Having a holding space for diners was one of the reasons Amy Corbin and Patrick Williams of South London’s Kudu opened their cocktail bar Smokey Kudu a few doors up in 2020. “We were having to send customers to a pub round the corner,” says Williams of the awkward arrangement before. The Kudu collective has since grown to include Curious Kudu (a gallery/private dining room/events space next door to Kudu), Little Kudu (a tapas wine bar that has replaced Smokey Kudu) and Kudu Grill (an open-fire cooking restaurant 20 minutes away by foot). “If the group was stretched out all over London, it would be hard to do the daily rounds,” says Williams, who trained under chef Robin Gill and learned the importance of keeping one’s “finger on the pulse” across multiple venues.
“Restaurants are a very hands-on business,” agrees Layo Paskin whose London properties include The Barbary and The Barbary Next Door in Neal’s Yard, and The Palomar, The Blue Posts, the Mulwray and Evelyn’s Table on nearby Rupert Street.
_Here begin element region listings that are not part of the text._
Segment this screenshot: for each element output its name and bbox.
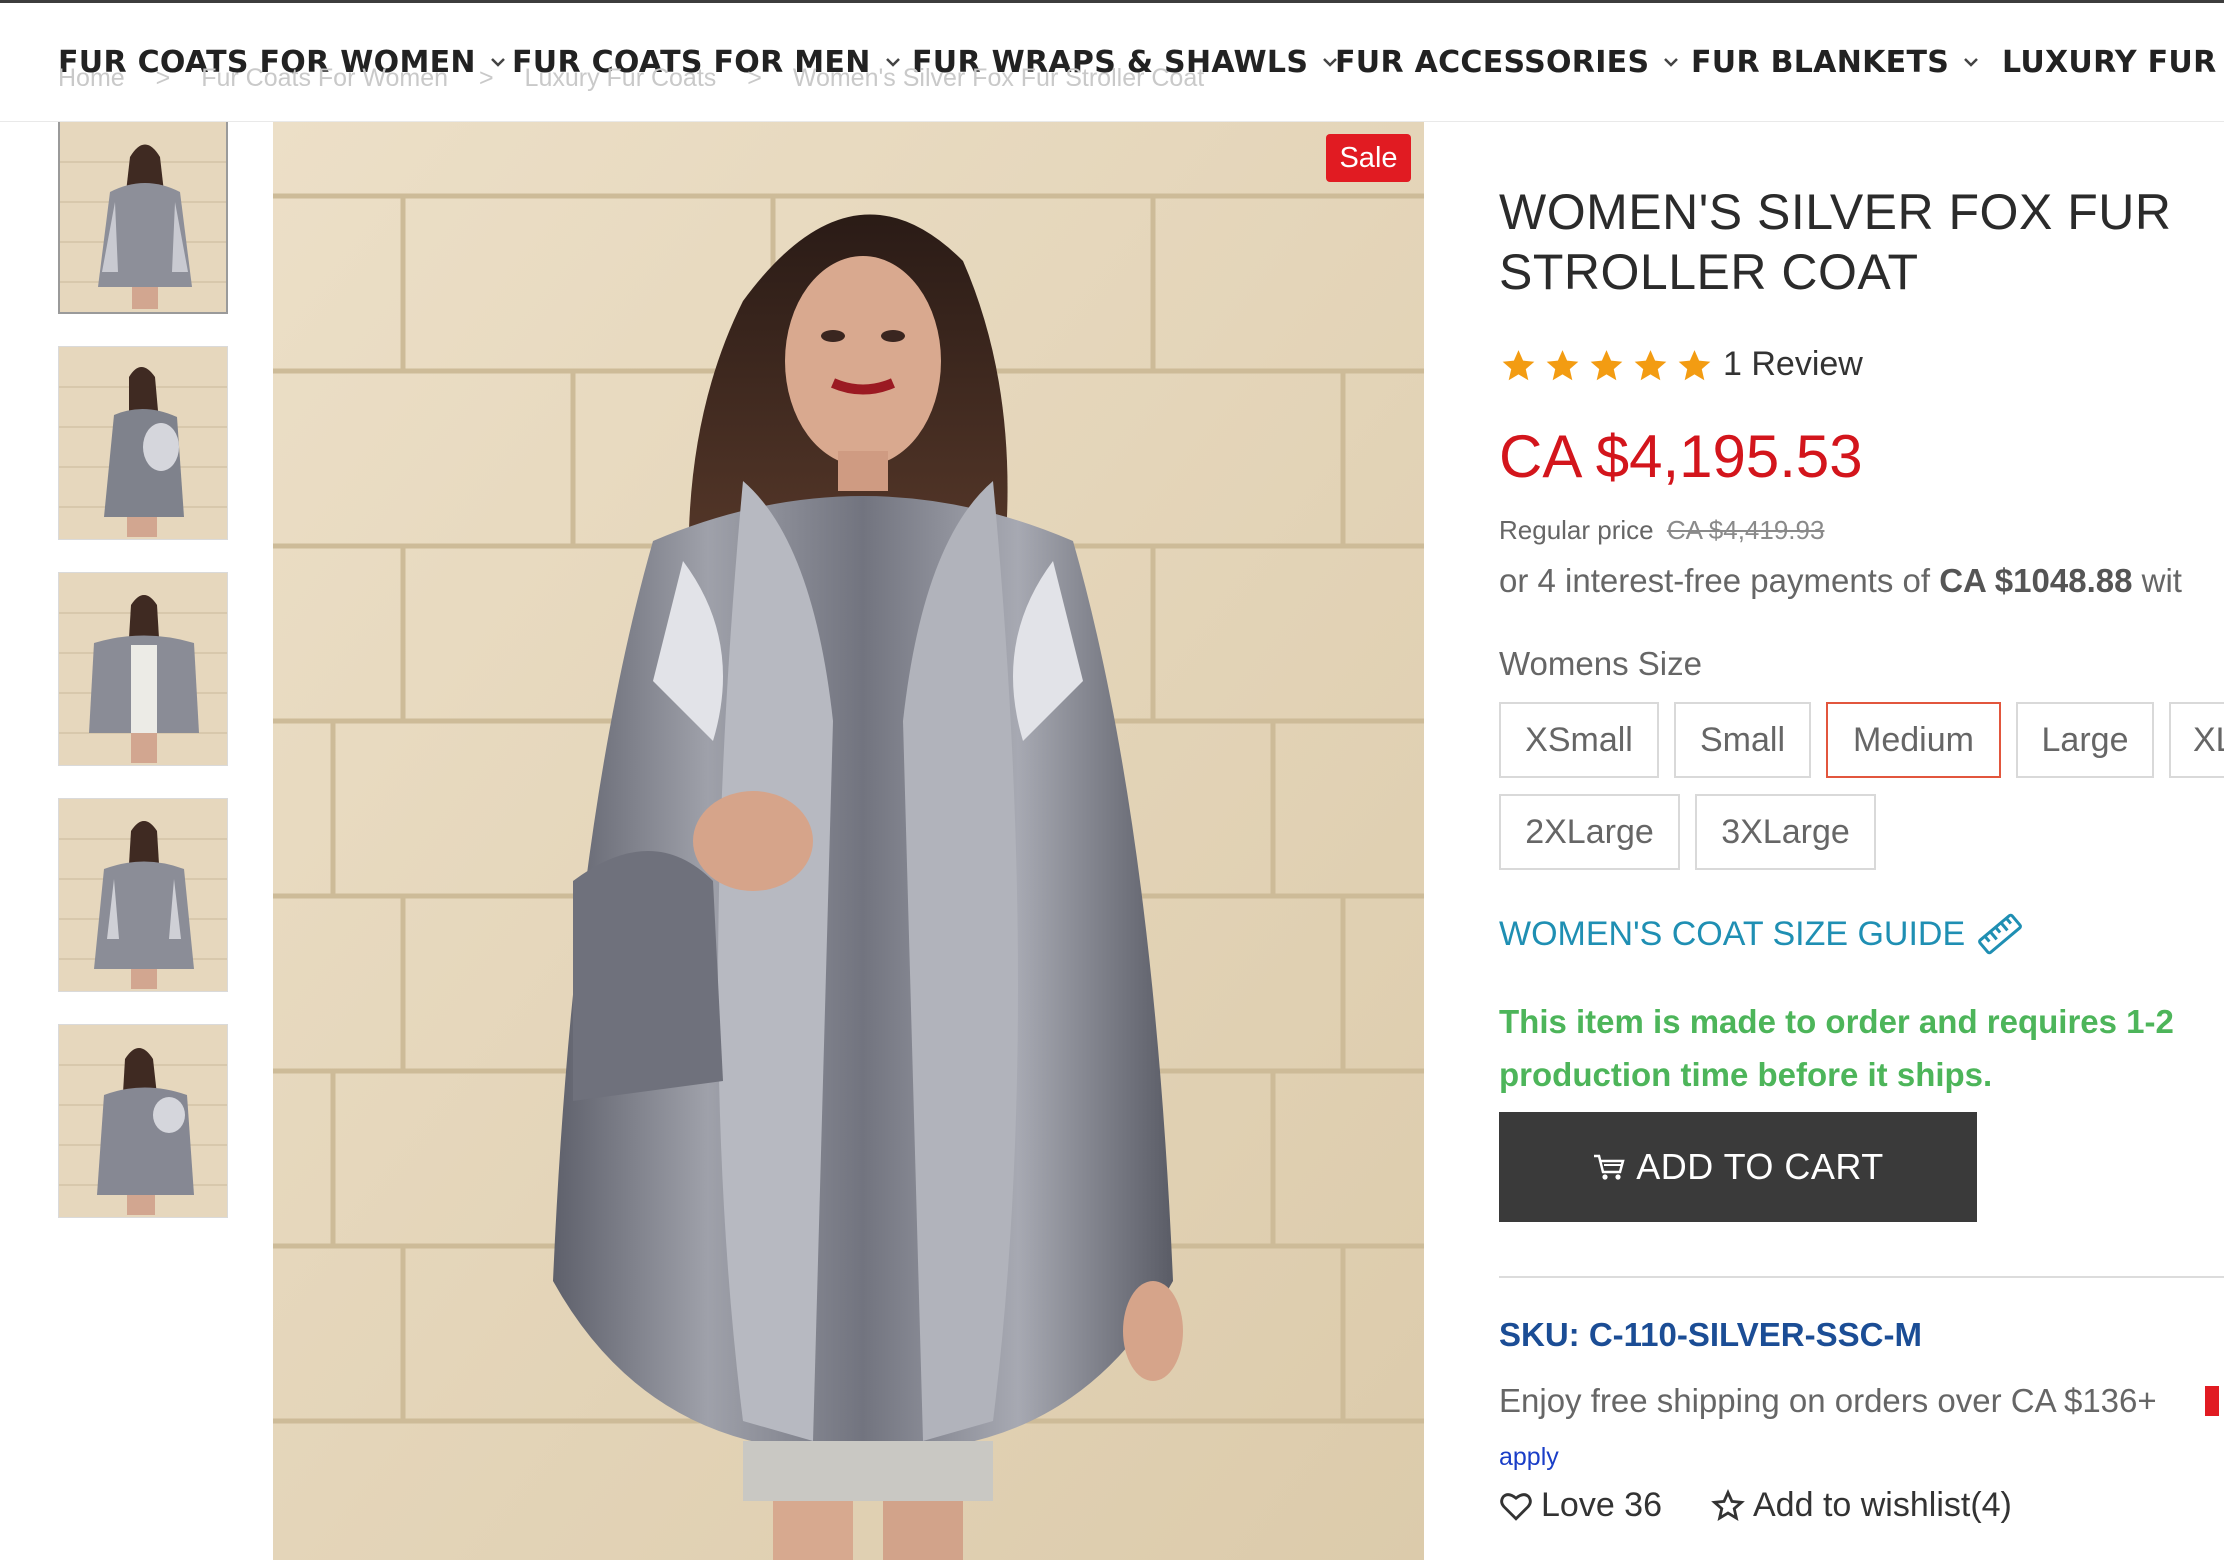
review-count-link[interactable]: 1 Review bbox=[1723, 345, 1863, 384]
installment-prefix: or 4 interest-free payments of bbox=[1499, 562, 1931, 599]
installment-amount: CA $1048.88 bbox=[1939, 562, 2133, 599]
add-to-cart-label: ADD TO CART bbox=[1636, 1146, 1884, 1187]
size-option-2xlarge[interactable]: 2XLarge bbox=[1499, 794, 1680, 870]
thumbnail-image bbox=[59, 573, 227, 765]
star-icon bbox=[1590, 350, 1623, 381]
notice-line-1: This item is made to order and requires … bbox=[1499, 1003, 2174, 1040]
add-to-cart-button[interactable]: ADD TO CART bbox=[1499, 1112, 1977, 1222]
nav-item-label: FUR BLANKETS bbox=[1691, 44, 1950, 80]
nav-item-label: FUR ACCESSORIES bbox=[1335, 44, 1650, 80]
nav-item-fur-accessories[interactable]: FUR ACCESSORIES bbox=[1335, 37, 1681, 87]
thumbnail-image bbox=[59, 1025, 227, 1217]
product-main-image[interactable] bbox=[273, 121, 1424, 1560]
apply-link[interactable]: apply bbox=[1499, 1443, 1559, 1472]
installment-suffix: wit bbox=[2141, 562, 2182, 599]
size-option-small[interactable]: Small bbox=[1674, 702, 1811, 778]
nav-item-fur-blankets[interactable]: FUR BLANKETS bbox=[1691, 37, 1981, 87]
thumbnail-5[interactable] bbox=[58, 1024, 228, 1218]
thumbnail-2[interactable] bbox=[58, 346, 228, 540]
installment-info: or 4 interest-free payments of CA $1048.… bbox=[1499, 562, 2182, 600]
breadcrumb-separator: > bbox=[155, 64, 171, 92]
breadcrumb-current: Women's Silver Fox Fur Stroller Coat bbox=[792, 64, 1205, 92]
size-option-large[interactable]: Large bbox=[2016, 702, 2154, 778]
heart-icon bbox=[1500, 1492, 1532, 1521]
free-shipping-text: Enjoy free shipping on orders over CA $1… bbox=[1499, 1382, 2157, 1419]
star-icon bbox=[1502, 350, 1535, 381]
size-option-xsmall[interactable]: XSmall bbox=[1499, 702, 1659, 778]
product-photo bbox=[273, 121, 1424, 1560]
regular-price-value: CA $4,419.93 bbox=[1666, 515, 1825, 545]
regular-price-label: Regular price bbox=[1499, 515, 1654, 545]
main-navigation: FUR COATS FOR WOMEN FUR COATS FOR MEN FU… bbox=[0, 3, 2224, 122]
nav-item-label: LUXURY FUR bbox=[2002, 44, 2217, 80]
star-icon bbox=[1546, 350, 1579, 381]
regular-price: Regular price CA $4,419.93 bbox=[1499, 515, 1824, 546]
thumbnail-3[interactable] bbox=[58, 572, 228, 766]
size-guide-link[interactable]: WOMEN'S COAT SIZE GUIDE bbox=[1499, 912, 2025, 956]
thumbnail-1[interactable] bbox=[58, 120, 228, 314]
section-divider bbox=[1499, 1276, 2224, 1278]
nav-item-luxury-fur[interactable]: LUXURY FUR bbox=[2002, 37, 2216, 87]
product-title: WOMEN'S SILVER FOX FUR STROLLER COAT bbox=[1499, 184, 2172, 300]
ruler-icon bbox=[1978, 913, 2023, 955]
size-option-medium[interactable]: Medium bbox=[1826, 702, 2001, 778]
canada-flag-icon bbox=[2205, 1386, 2219, 1416]
chevron-down-icon bbox=[1964, 58, 1979, 67]
size-label: Womens Size bbox=[1499, 645, 1702, 682]
notice-line-2: production time before it ships. bbox=[1499, 1056, 1993, 1093]
wishlist-label: Add to wishlist(4) bbox=[1753, 1486, 2012, 1524]
star-icon bbox=[1634, 350, 1667, 381]
sale-badge: Sale bbox=[1326, 134, 1411, 182]
breadcrumb-fur-coats-women[interactable]: Fur Coats For Women bbox=[201, 64, 448, 92]
size-option-3xlarge[interactable]: 3XLarge bbox=[1695, 794, 1876, 870]
breadcrumb: Home > Fur Coats For Women > Luxury Fur … bbox=[58, 64, 1228, 93]
star-outline-icon bbox=[1711, 1488, 1745, 1521]
breadcrumb-separator: > bbox=[478, 64, 494, 92]
sku-text: SKU: C-110-SILVER-SSC-M bbox=[1499, 1316, 1922, 1353]
made-to-order-notice: This item is made to order and requires … bbox=[1499, 995, 2174, 1101]
breadcrumb-luxury-fur-coats[interactable]: Luxury Fur Coats bbox=[525, 64, 717, 92]
breadcrumb-separator: > bbox=[747, 64, 762, 92]
love-button[interactable]: Love 36 bbox=[1499, 1486, 1662, 1525]
thumbnail-image bbox=[60, 122, 226, 312]
sale-price: CA $4,195.53 bbox=[1499, 423, 1863, 490]
add-to-wishlist-button[interactable]: Add to wishlist(4) bbox=[1711, 1486, 2012, 1525]
size-guide-label: WOMEN'S COAT SIZE GUIDE bbox=[1499, 914, 1966, 953]
thumbnail-4[interactable] bbox=[58, 798, 228, 992]
cart-icon bbox=[1594, 1154, 1625, 1180]
breadcrumb-home[interactable]: Home bbox=[58, 64, 125, 92]
thumbnail-image bbox=[59, 799, 227, 991]
star-icon bbox=[1678, 350, 1711, 381]
rating-stars[interactable] bbox=[1499, 347, 1719, 385]
chevron-down-icon bbox=[1664, 58, 1679, 67]
thumbnail-image bbox=[59, 347, 227, 539]
love-count: Love 36 bbox=[1541, 1486, 1662, 1524]
product-info: WOMEN'S SILVER FOX FUR STROLLER COAT 1 R… bbox=[1499, 0, 2224, 1560]
size-option-xl[interactable]: XL bbox=[2169, 702, 2224, 778]
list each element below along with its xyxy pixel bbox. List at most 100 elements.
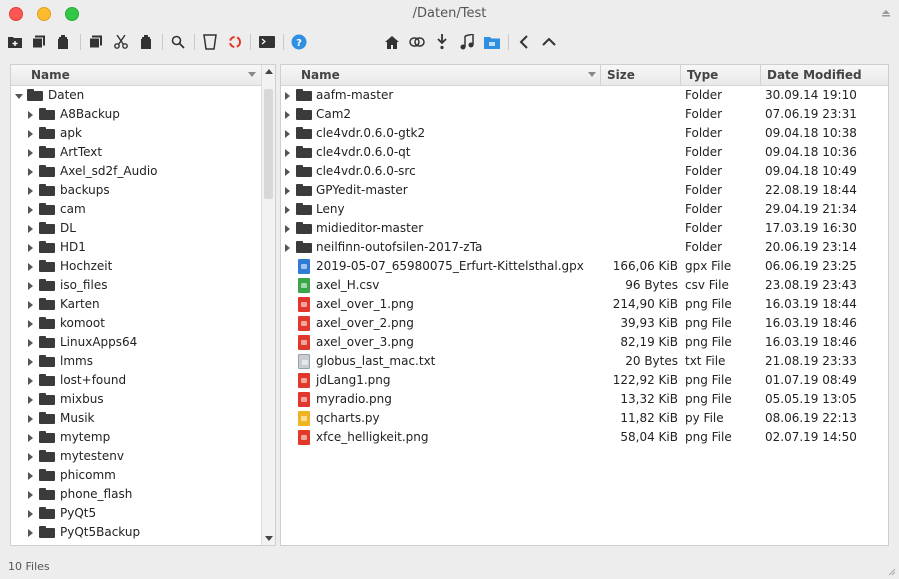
expand-arrow-icon[interactable] — [28, 453, 33, 461]
table-row[interactable]: cle4vdr.0.6.0-gtk2 Folder 09.04.18 10:38 — [281, 124, 888, 143]
tree-item[interactable]: phicomm — [11, 466, 261, 485]
expand-arrow-icon[interactable] — [285, 206, 290, 214]
expand-arrow-icon[interactable] — [28, 491, 33, 499]
expand-arrow-icon[interactable] — [28, 225, 33, 233]
tree-item-root[interactable]: Daten — [11, 86, 261, 105]
tree-item[interactable]: PyQt5 — [11, 504, 261, 523]
trash-icon[interactable] — [200, 32, 220, 52]
scroll-up-icon[interactable] — [265, 69, 273, 74]
expand-arrow-icon[interactable] — [285, 92, 290, 100]
tree-item[interactable]: A8Backup — [11, 105, 261, 124]
table-row[interactable]: jdLang1.png 122,92 KiB png File 01.07.19 08… — [281, 371, 888, 390]
table-row[interactable]: aafm-master Folder 30.09.14 19:10 — [281, 86, 888, 105]
table-row[interactable]: xfce_helligkeit.png 58,04 KiB png File 02.0… — [281, 428, 888, 447]
expand-arrow-icon[interactable] — [28, 510, 33, 518]
expand-arrow-icon[interactable] — [28, 168, 33, 176]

The last three occupy the same building, a former pub two doors down from The Palomar. “We never had plans to open a pub,” says Paskin, “but because the building was literally in front of us, we started coming up with the concept” of a pub, restaurant and cocktail bar over three floors.
Fin and Lorcan Spiteri have taken the idea of multiple restaurants within walking distance “one step further”. Round the back of their canal-side eatery Studio Kitchen in Shoreditch are two barges moored to the pontoon playing host to their bistro Caravel and cocktail bar Bruno’s. “Having all our venues in the same place is an operational hack,” says Fin of being able to cook bar food for Bruno’s at Caravel and share the same till system.
Across the Atlantic, a trio of establishments from New York restaurateurs Rita Sodi and Jody Williams – Via Carota, I Sodi and Bar Pisellino – have taken up residence like members of a close-knit family on adjacent streets in Greenwich Village. While the neighbouring venues in the Uva group have become a good marker of the evolving scene on the Upper East Side, from the old-school Italian haunt Lusardi’s (which debuted in 1982) to the more casual Uva (which initially opened as a wine bar in 2005), Uva Next Door (a “cocktail-forward dining experience” launched in 2021) and Keys & Heels (a speakeasy disguised as a shoe-repair/key-cutter’s store unveiled last year). Other groupings designed to work in tandem include Quince and Cotogna in San Francisco; the Le Comptoir venues in Paris; and Il Santo, Il Santino Bevitore and S.forno in Florence.
For patrons who can’t get enough of a good thing, there is one obvious advantage to sister venues located staggering distance from one another. Peter Sanchez-Iglesias, chef founder of Casa and Paco Tapas in Bristol, reports, “We’ve got quite a few customers who finish up with drinks in Casa or Paco, or do a double dinner, with an early sitting at Casa, then a second at Paco Tapas. It adds an element of fun and they know they’ll get great standards at both.”